External IR functions#
IR function implementation#
Gandiva’s support for IR (Intermediate Representation) functions provides the flexibility to implement these functions in various programming languages, depending on your specific needs.
Examples and Tools for Compilation#
Using C++ or C:
If your IR functions are implemented in C++ or C, they can be compiled into LLVM bitcode, which is the intermediate representation understood by Gandiva.
Compilation with Clang: For C++ implementations, you can utilize clang with the
-emit-llvm
option. This approach compiles your IR functions directly into LLVM bitcode, making them ready for integration with Gandiva.
Integrating with CMake:
In projects where C++ is used alongside CMake, consider leveraging the
GandivaAddBitcode.cmake
module from the Arrow repository. This module can streamline the process of adding your custom bitcode to Gandiva.
Consistency in Parameter and Return Types#
It is important to maintain consistency with the parameter and return types as established in C functions. Adhering to the rules discussed in the previous section ensures compatibility with Gandiva’s type system.
Registering External IR Functions in Gandiva#
Post-Implementation and Compilation:
After successfully implementing and compiling your IR functions into LLVM bitcode, the next critical step is their registration within Gandiva.
Utilizing Gandiva’s FunctionRegistry APIs:
Gandiva offers specific APIs within the
gandiva::FunctionRegistry
class to facilitate this registration process.Registration APIs
Registering from a Bitcode File:
// Registers a set of functions from a specified bitcode file arrow::Status Register(const std::vector<NativeFunction>& funcs, const std::string& bitcode_path);
Registering from a Bitcode Buffer:
// Registers a set of functions from a bitcode buffer arrow::Status Register(const std::vector<NativeFunction>& funcs, std::shared_ptr<arrow::Buffer> bitcode_buffer);
Key Points
These APIs are designed to register a collection of external IR functions, either from a specified bitcode file or a preloaded bitcode buffer.
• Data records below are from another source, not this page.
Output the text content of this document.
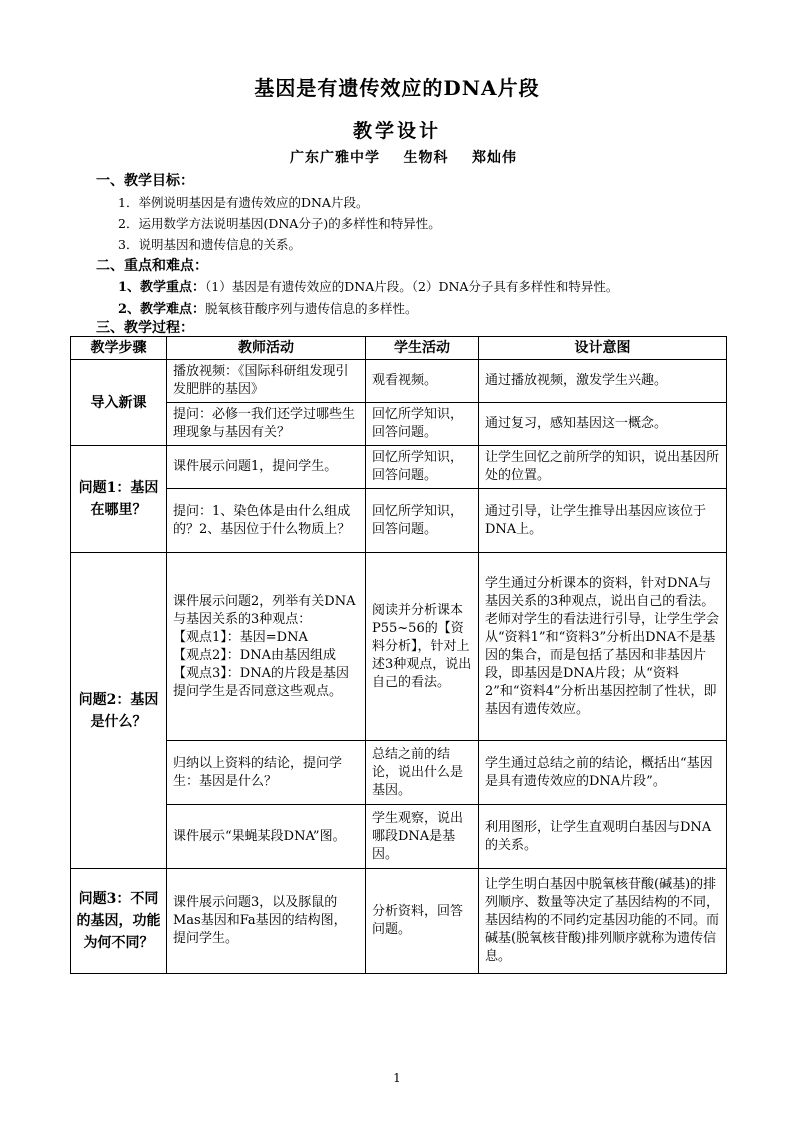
基因是有遗传效应的DNA片段
教学设计
广东广雅中学    生物科    郑灿伟
一、教学目标：
1．举例说明基因是有遗传效应的DNA片段。
2．运用数学方法说明基因(DNA分子)的多样性和特异性。
3．说明基因和遗传信息的关系。
二、重点和难点：
1、教学重点：（1）基因是有遗传效应的DNA片段。（2）DNA分子具有多样性和特异性。
2、教学难点：脱氧核苷酸序列与遗传信息的多样性。
三、教学过程：
教学步骤	教师活动	学生活动	设计意图
导入新课	播放视频：《国际科研组发现引发肥胖的基因》	观看视频。	通过播放视频，激发学生兴趣。
	提问：必修一我们还学过哪些生理现象与基因有关？	回忆所学知识，回答问题。	通过复习，感知基因这一概念。
问题1：基因在哪里？	课件展示问题1，提问学生。	回忆所学知识，回答问题。	让学生回忆之前所学的知识，说出基因所处的位置。
	提问：1、染色体是由什么组成的？2、基因位于什么物质上？	回忆所学知识，回答问题。	通过引导，让学生推导出基因应该位于DNA上。
问题2：基因是什么？	课件展示问题2，列举有关DNA与基因关系的3种观点：
【观点1】：基因=DNA
【观点2】：DNA由基因组成
【观点3】：DNA的片段是基因
提问学生是否同意这些观点。	阅读并分析课本P55~56的【资料分析】，针对上述3种观点，说出自己的看法。	学生通过分析课本的资料，针对DNA与基因关系的3种观点，说出自己的看法。老师对学生的看法进行引导，让学生学会从“资料1”和“资料3”分析出DNA不是基因的集合，而是包括了基因和非基因片段，即基因是DNA片段；从“资料2”和“资料4”分析出基因控制了性状，即基因有遗传效应。
	归纳以上资料的结论，提问学生：基因是什么？	总结之前的结论，说出什么是基因。	学生通过总结之前的结论，概括出“基因是具有遗传效应的DNA片段”。
	课件展示“果蝇某段DNA”图。	学生观察，说出哪段DNA是基因。	利用图形，让学生直观明白基因与DNA的关系。
问题3：不同的基因，功能为何不同？	课件展示问题3，以及豚鼠的Mas基因和Fa基因的结构图，提问学生。	分析资料，回答问题。	让学生明白基因中脱氧核苷酸(碱基)的排列顺序、数量等决定了基因结构的不同，基因结构的不同约定基因功能的不同。而碱基(脱氧核苷酸)排列顺序就称为遗传信息。
1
It is essential to ensure that the bitcode file or buffer contains the correctly compiled IR functions.
The
NativeFunction
instances play a crucial role in this process, serving to define the metadata for each of the external IR functions being registered.
Conclusion#
This guide provides an overview and detailed steps for integrating external functions into Gandiva. It covers both C and IR functions, and their registration in Gandiva. For more complex scenarios, refer to Gandiva’s documentation and example implementations in source code.